There’s no such thing as a quiet week in prediction markets.
DraftKings rolled out its stand-alone prediction-markets app Friday, two days after Coinbase revealed its own entry through a deal with Kalshi—a company that drew scrutiny this week for self-certifying, but not ultimately listing, an event contract tied to whether college athletes would enter the transfer portal, a market Polymarket has previously offered to users.
Coinbase, meanwhile, wasted no time going on the offensive, suing state regulators in Illinois, Connecticut, and Michigan over their efforts to constrain prediction markets. In Arizona, the state’s gaming regulator revoked Underdog’s fantasy sports license and threatened enforcement action, citing the company’s offering of sports event contracts in the state. Robinhood also joined the week’s flurry, introducing preset parlays and player props for pro football powered by Kalshi.

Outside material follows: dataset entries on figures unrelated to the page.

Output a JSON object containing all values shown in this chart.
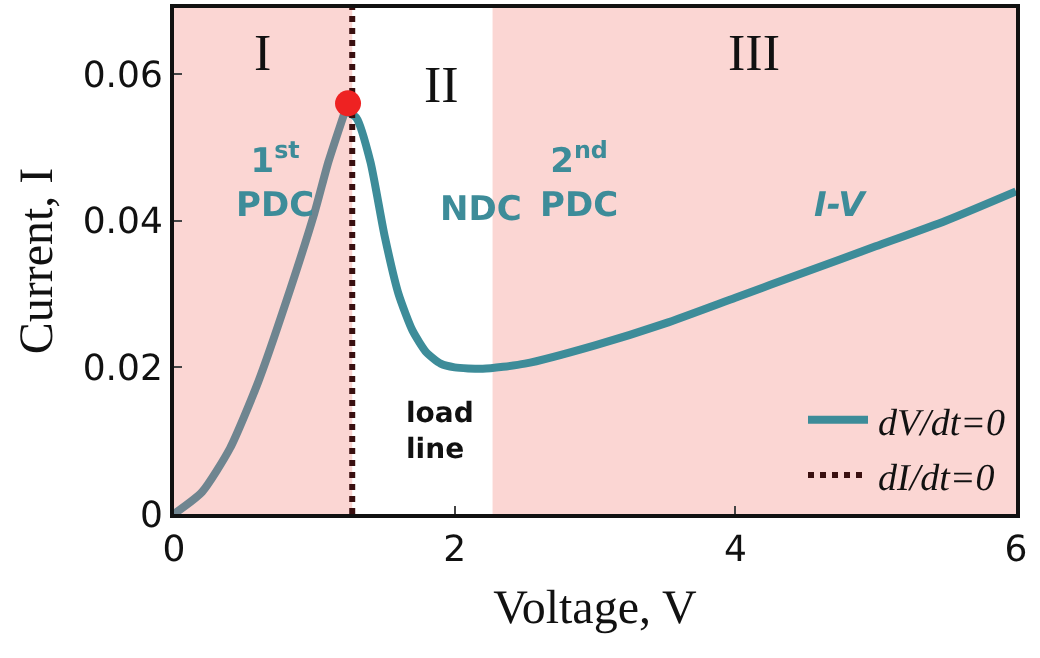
{
  "chart_data": {
    "type": "line",
    "xlabel": "Voltage, V",
    "ylabel": "Current, I",
    "xlim": [
      0,
      6
    ],
    "xticks": [
      0,
      2,
      4,
      6
    ],
    "ylim": [
      0,
      0.069
    ],
    "yticks": [
      0,
      0.02,
      0.04,
      0.06
    ],
    "series": [
      {
        "color": "#6f8590",
        "x": [
          0,
          0.2,
          0.4,
          0.6,
          0.8,
          1.0,
          1.1,
          1.22
        ],
        "values": [
          0,
          0.003,
          0.009,
          0.018,
          0.029,
          0.041,
          0.048,
          0.055
        ]
      },
      {
        "name": "dV/dt=0",
        "color": "#3d8c99",
        "x": [
          1.22,
          1.3,
          1.4,
          1.5,
          1.6,
          1.7,
          1.8,
          1.9,
          2.0,
          2.2,
          2.5,
          3.0,
          3.5,
          4.0,
          4.5,
          5.0,
          5.5,
          6.0
        ],
        "values": [
          0.055,
          0.054,
          0.048,
          0.038,
          0.03,
          0.025,
          0.022,
          0.0205,
          0.02,
          0.0198,
          0.0205,
          0.023,
          0.026,
          0.0295,
          0.033,
          0.0365,
          0.04,
          0.044
        ]
      },
      {
        "name": "dI/dt=0",
        "color": "#3a1010",
        "line_style": "dotted",
        "x": [
          1.27,
          1.27
        ],
        "values": [
          0,
          0.069
        ]
      },
      {
        "type": "scatter",
        "marker": "circle",
        "color": "#ee2222",
        "x": [
          1.24
        ],
        "values": [
          0.056
        ]
      }
    ],
    "bands": [
      {
        "axis": "x",
        "from": 0,
        "to": 1.27,
        "label": "I",
        "color": "#fbd6d3"
      },
      {
        "axis": "x",
        "from": 2.27,
        "to": 6,
        "label": "III",
        "color": "#fbd6d3"
      }
    ],
    "annotations": [
      "II",
      "1$^{st}$\nPDC",
      "NDC",
      "2$^{nd}$\nPDC",
      "I-V",
      "load\nline"
    ],
    "legend": "bottom right",
    "grid": false
  }
}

The regulatory spotlight intensified with the confirmation of Mike Selig as the new chair of the Commodity Futures Trading Commission (CFTC), which oversees sports event contracts. During a recent hearing, Selig repeatedly deferred to the courts when asked about sports-related contracts, as more than a dozen lawsuits continue to wind their way through jurisdictions across the country.

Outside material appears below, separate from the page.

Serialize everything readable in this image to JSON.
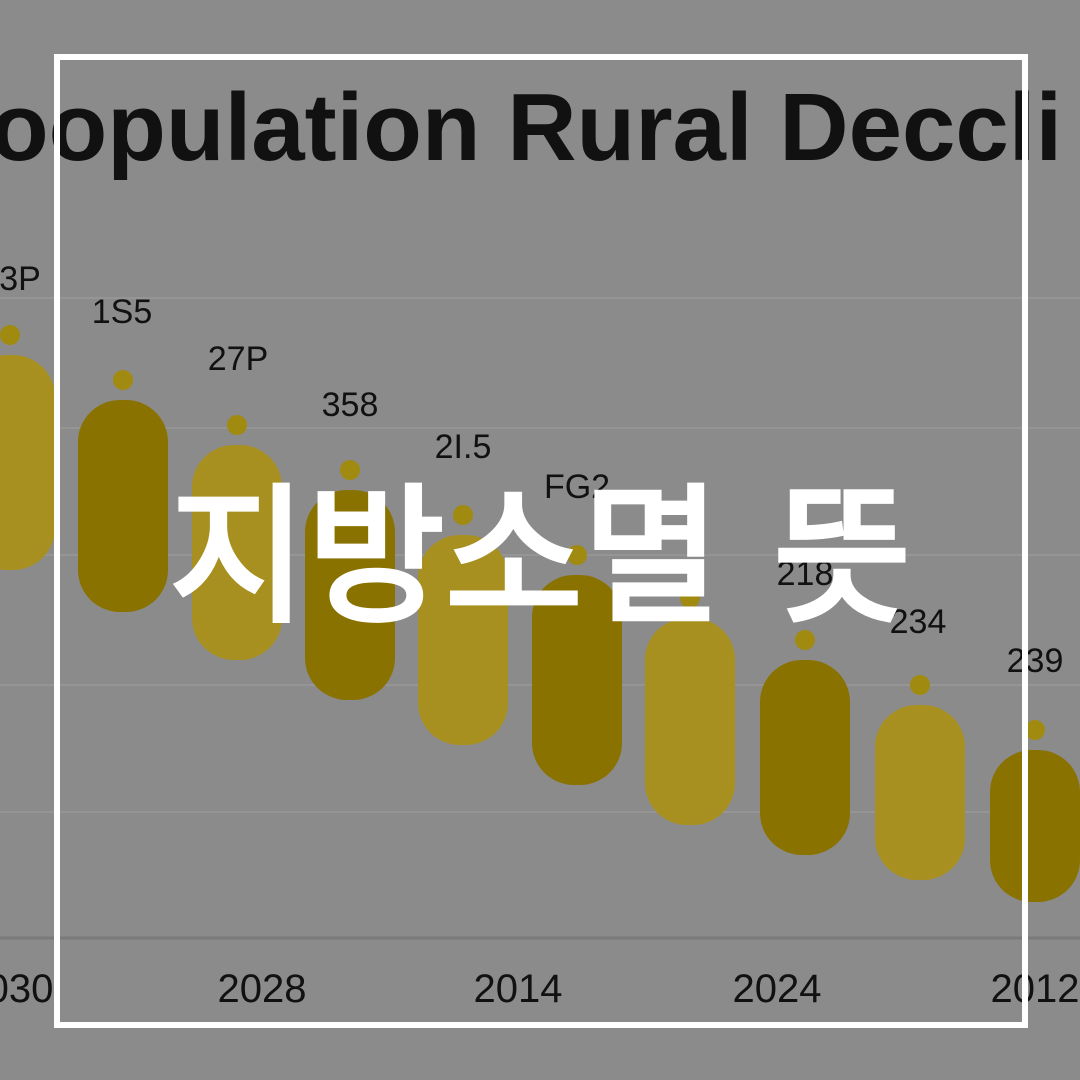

The marketplace is crowded and continues to evolve, but DraftKings believes it has built-in advantages that will help it stand the test of time. Those include existing relationships with regulators and leagues, underlying technology infrastructure and a decade-plus track record of understanding how consumers engage with sports.
“This has been a different product launch than anything we’ve dealt with before,” DraftKings chief product officer Corey Gottlieb tells Front Office Sports. “There’s a double-edge; we want to be fast, but we care more about building something that’s scalable, responsible, and sustainable long-term. We’d rather be thoughtful than rush.”
That’s the same sentiment espoused by JB Mackenzie, VP and GM of futures and international at Robinhood, who recently told FOS, “We may be slower to market for something because we want to make sure we are doing it in the right way, and we’re O.K. with that.”
“Conversations With Literally Every Regulator”
DraftKings and Robinhood are already mainstream companies, while Kalshi and Polymarket are newer entrants trying to gain market share, including through provocative social-media strategies. Kalshi and Robinhood have each been targeted by multiple state regulators over their sports event contracts, but Gottlieb says DraftKings has made a point of looping in regulators from the very beginning.
“We’ve had ongoing conversations with literally every regulator,” Gottlieb says. “These aren’t first-time introductions—these are relationships we’ve built since the earliest days of daily fantasy sports and sports betting.”
The same goes for leagues like the NFL, NBA, and MLB, as well as individual teams. The NFL, NBA, and MLB have not yet come around to prediction markets due to concerns about a lack of proper regulation. The NHL is the only one of the big four North American sports leagues that has embraced prediction-markets; it has partnerships with both Kalshi and Polymarket.
“We are in communication with every one of our league partners, and team partners, and alongside them we will form the evolution and understanding of this space,” Gottlieb says.
In the press release, DraftKings said it will leverage “key strategic relationships” with partners like ESPN and NBCUniversal. Gottlieb says those particular name drops were done “consciously.”
“Both have expressed real excitement about this space, and very much want to be partners in figuring out how to enter the market,” he tells FOS.
The new app, called DraftKings Predictions, is initially launching in 38 states. Sports event contracts will be available in states only where online sports betting is still illegal, such as California, Texas, and Georgia. Other states will have access to mostly financial markets, like the prices of gold and crude oil, although Gottlieb says there are plans to “pretty quickly” roll out contracts on other subjects, including pop culture.
At launch, the app is connected to an exchange powered by CME Group, which is the derivatives exchange that FanDuel plans to partner with for its own prediction-markets app expected to become available soon. RailBird, the federally licensed exchange DraftKings agreed to buy in October for $250 million, will be added at a later date.
The fluid nature of product launches, the questions around regulatory scrutiny, and the flood of prediction-markets-related lawsuits show just how fast the industry is evolving and the challenges operators face. Gottlieb is confident DraftKings will figure out the path to success.
“We don’t pretend to know exactly what the perfect product looks like a year from now,” Gottlieb says. “But in every space we’ve entered, we’ve figured that out over time. Our technology and infrastructure are second to none.”